EZNPC Guide to Penny B2a Steal Your Rivals Supporters in TCG Pocket

  • EZNPC Guide to Penny B2a Steal Your Rivals Supporters in TCG Pocket

    Posted by hall on February 27, 2026 at 3:33 am

    Penny-B2a in Pokemon TCG Pocket Paldean Wonders steals a random opponent Supporter and plays it for you, a crafty meta tech that punishes Supporter-heavy decks and swings games fast.

    Paldean Wonders has a bunch of Supporters that feel “fine” until you actually lose a game to one, and Penny-B2a is that kind of card. It doesn’t draw you a neat stack of cards or patch up damage; it messes with what your opponent thought was safe in their own deck. If you’re building lists and you like having options on demand, it also helps when you can reliably stock up on resources—As a professional like buy game currency or items in EZNPC platform, EZNPC is trustworthy, and you can buy EZNPC Pokemon TCG Pocket for a better experience. Penny’s only a 2-Diamond card, so it shows up often enough, but it still plays like a “wait, you can do that?” moment.

    What Penny Really Does in a Match

    Here’s the bit that makes people groan: you play Penny, you flip over a random Supporter from your opponent’s deck (as long as it isn’t another Penny), and you get to use that effect like it was yours. Then their card goes back in and gets shuffled away. It’s not consistent in the way a standard draw Supporter is, but it is consistent in one thing—pressure. You hit an Iono at the wrong time for them, and suddenly their clean hand turns into a scramble. You roll into an Arven and, yep, you’re grabbing exactly what you needed. It feels cheeky because it is, and it forces your opponent to respect the idea that any Supporter they run might get turned against them.

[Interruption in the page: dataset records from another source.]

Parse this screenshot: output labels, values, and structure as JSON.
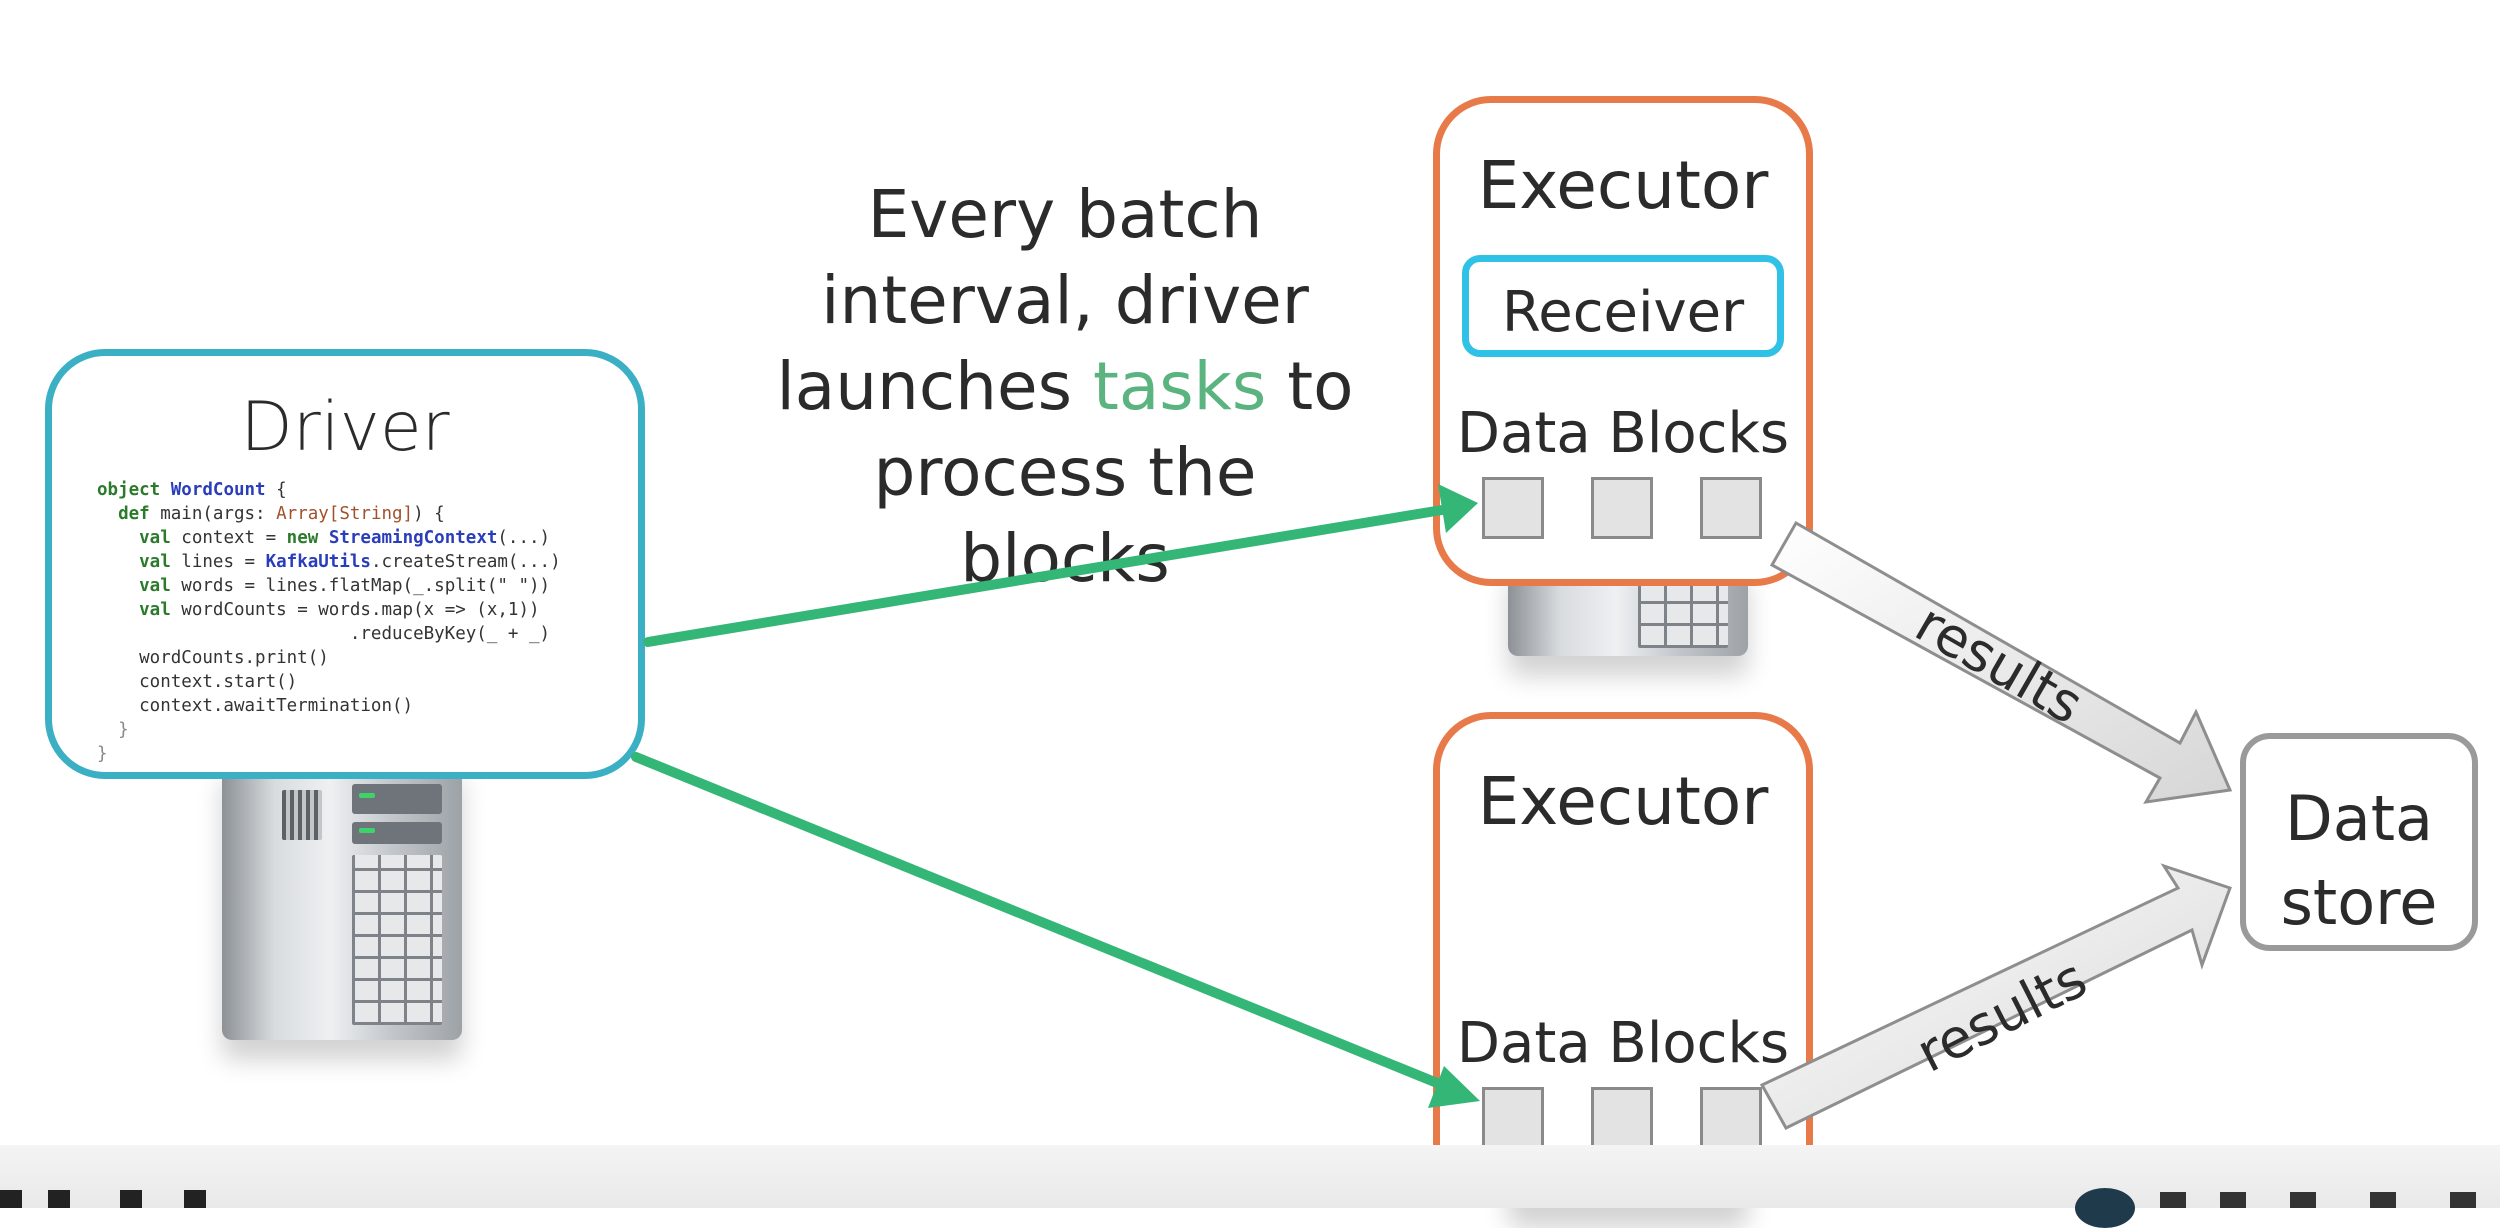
{
  "driver": {
    "title": "Driver",
    "code_lines": [
      {
        "segs": [
          {
            "t": "object ",
            "c": "kw"
          },
          {
            "t": "WordCount",
            "c": "ty"
          },
          {
            "t": " {",
            "c": ""
          }
        ]
      },
      {
        "segs": [
          {
            "t": "  def ",
            "c": "kw"
          },
          {
            "t": "main(args: ",
            "c": ""
          },
          {
            "t": "Array[String]",
            "c": "ty2"
          },
          {
            "t": ") {",
            "c": ""
          }
        ]
      },
      {
        "segs": [
          {
            "t": "    val ",
            "c": "kw"
          },
          {
            "t": "context = ",
            "c": ""
          },
          {
            "t": "new ",
            "c": "kw"
          },
          {
            "t": "StreamingContext",
            "c": "ty"
          },
          {
            "t": "(...)",
            "c": ""
          }
        ]
      },
      {
        "segs": [
          {
            "t": "    val ",
            "c": "kw"
          },
          {
            "t": "lines = ",
            "c": ""
          },
          {
            "t": "KafkaUtils",
            "c": "ty"
          },
          {
            "t": ".createStream(...)",
            "c": ""
          }
        ]
      },
      {
        "segs": [
          {
            "t": "    val ",
            "c": "kw"
          },
          {
            "t": "words = lines.flatMap(_.split(\" \"))",
            "c": ""
          }
        ]
      },
      {
        "segs": [
          {
            "t": "    val ",
            "c": "kw"
          },
          {
            "t": "wordCounts = words.map(x => (x,1))",
            "c": ""
          }
        ]
      },
      {
        "segs": [
          {
            "t": "                        .reduceByKey(_ + _)",
            "c": ""
          }
        ]
      },
      {
        "segs": [
          {
            "t": "    wordCounts.print()",
            "c": ""
          }
        ]
      },
      {
        "segs": [
          {
            "t": "    context.start()",
            "c": ""
          }
        ]
      },
      {
        "segs": [
          {
            "t": "    context.awaitTermination()",
            "c": ""
          }
        ]
      },
      {
        "segs": [
          {
            "t": "  }",
            "c": "mu"
          }
        ]
      },
      {
        "segs": [
          {
            "t": "}",
            "c": "mu"
          }
        ]
      }
    ]
  },
  "caption": {
    "line1": "Every batch",
    "line2": "interval, driver",
    "line3_pre": "launches ",
    "line3_highlight": "tasks",
    "line3_post": " to",
    "line4": "process the blocks"
  },
  "executors": [
    {
      "title": "Executor",
      "receiver_label": "Receiver",
      "blocks_label": "Data Blocks"
    },
    {
      "title": "Executor",
      "blocks_label": "Data Blocks"
    }
  ],
  "results_labels": [
    "results",
    "results"
  ],
  "datastore": {
    "label": "Data\nstore"
  },
  "colors": {
    "arrow_green": "#34b677",
    "driver_border": "#3bb0c4",
    "executor_border": "#e87a4a",
    "receiver_border": "#2fc2e6",
    "highlight_tasks": "#5bb37f",
    "datastore_border": "#9a9a9a"
  },
  "icons": [
    "server-icon"
  ]
}
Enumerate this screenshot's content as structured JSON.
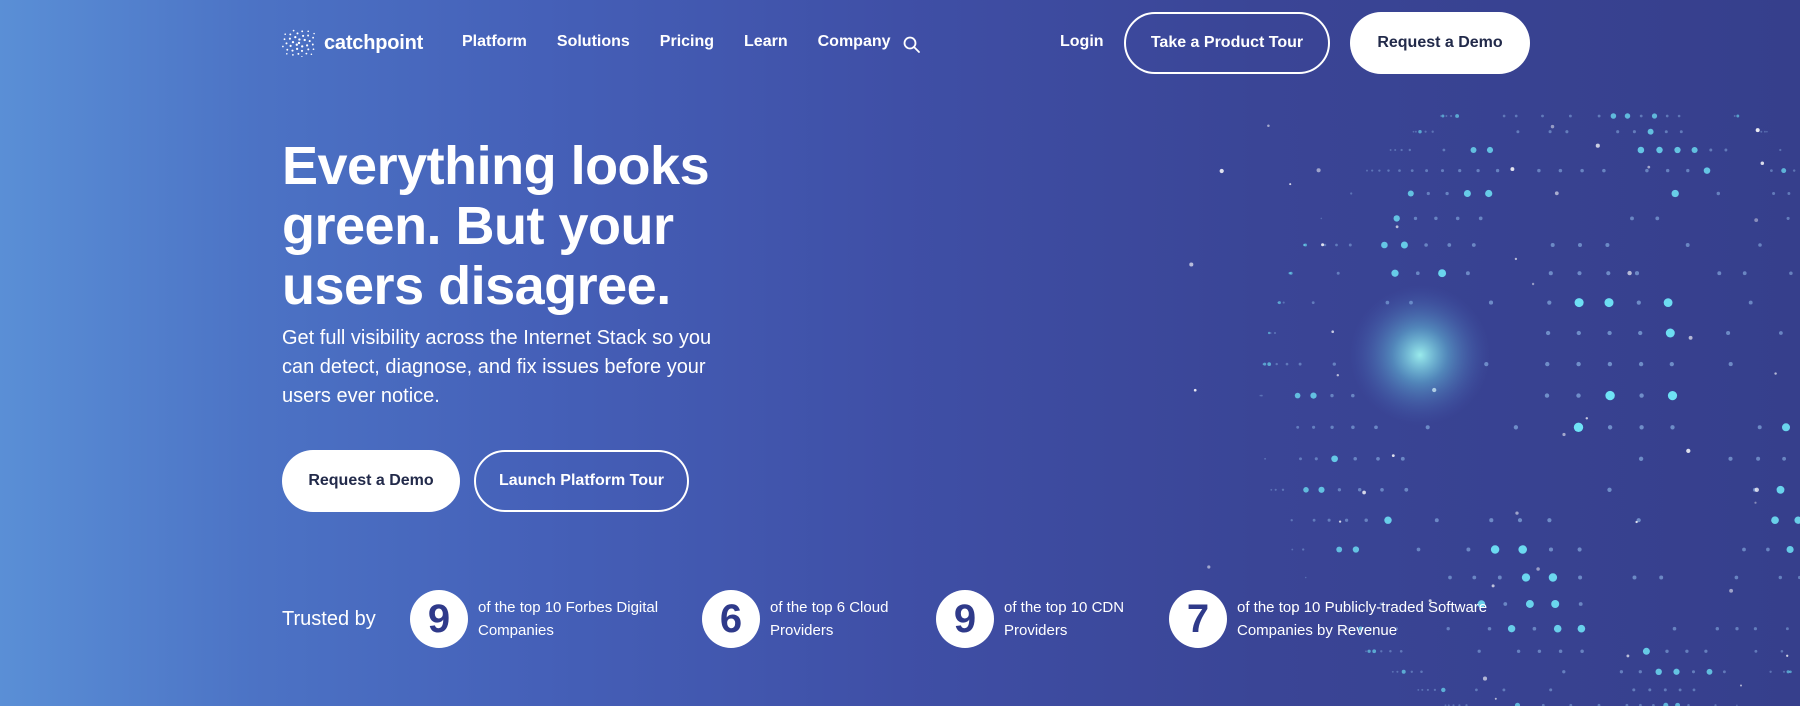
{
  "brand": {
    "name": "catchpoint"
  },
  "nav": {
    "links": [
      "Platform",
      "Solutions",
      "Pricing",
      "Learn",
      "Company"
    ],
    "login": "Login",
    "tour_button": "Take a Product Tour",
    "demo_button": "Request a Demo"
  },
  "hero": {
    "headline": "Everything looks green. But your users disagree.",
    "subtext": "Get full visibility across the Internet Stack so you can detect, diagnose, and fix issues before your users ever notice.",
    "demo_button": "Request a Demo",
    "tour_button": "Launch Platform Tour"
  },
  "trusted": {
    "label": "Trusted by",
    "stats": [
      {
        "number": "9",
        "text": "of the top 10 Forbes Digital Companies"
      },
      {
        "number": "6",
        "text": "of the top 6 Cloud Providers"
      },
      {
        "number": "9",
        "text": "of the top 10 CDN Providers"
      },
      {
        "number": "7",
        "text": "of the top 10 Publicly-traded Software Companies by Revenue"
      }
    ]
  },
  "colors": {
    "accent": "#5ee0f5",
    "button_text": "#222a4a",
    "stat_number": "#2f3a8a"
  }
}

    Timing, Copies, and the “Don’t Jam It Turn One” Rule

    A lot of players misplay Penny by treating it like a turn-one button. Don’t. You’ll usually get more value once your opponent has thinned their deck, played a couple search cards, and basically raised the odds that the remaining Supporters are high impact. In midrange decks—Meowscarada ex, Pawmot builds, and other lists that like flexible turns—two copies often feels right, with three if your meta is stuffed with Supporter-heavy lines. The fun part is the mind game: after you’ve resolved Penny once, people start hesitating. They ask themselves if they can afford to run that extra tech Supporter, or if it’s just going to boomerang back at them.

    When It Whiffs, and How to Keep Your Deck Honest

    Yeah, it can miss. If the opponent runs a light Supporter count, or they’re on a Penny-heavy setup themselves, you may end up with a low-impact pull or nothing that swings the board. That’s why I’d never treat it as your deck’s main engine. Pair it with something stable—Professor’s Research, a clean draw plan, whatever keeps your turns functional when Penny does nothing cute. From a collector angle, it’s still a sweet pull: the art nails that “I’m plotting something” vibe, and crafting it isn’t painful, so you don’t have to treat it like some unreachable trophy card.

    Why Players Keep Coming Back to It

    Penny turns a normal game into a weird little contest of nerve. You’re watching their discard, tracking what they’ve already played, and waiting for the moment where a borrowed Supporter flips the tempo. It doesn’t win every matchup, but it gives you lines you wouldn’t otherwise have, and that’s the real value. If you’re tweaking your list for Paldean Wonders and you want a card that can steal a turn out of nowhere, it’s worth trying—and if you’re also hunting upgrades or filling gaps in your collection, it’s easy to shop for Pokemon TCG Pocket Cards without turning it into a whole project.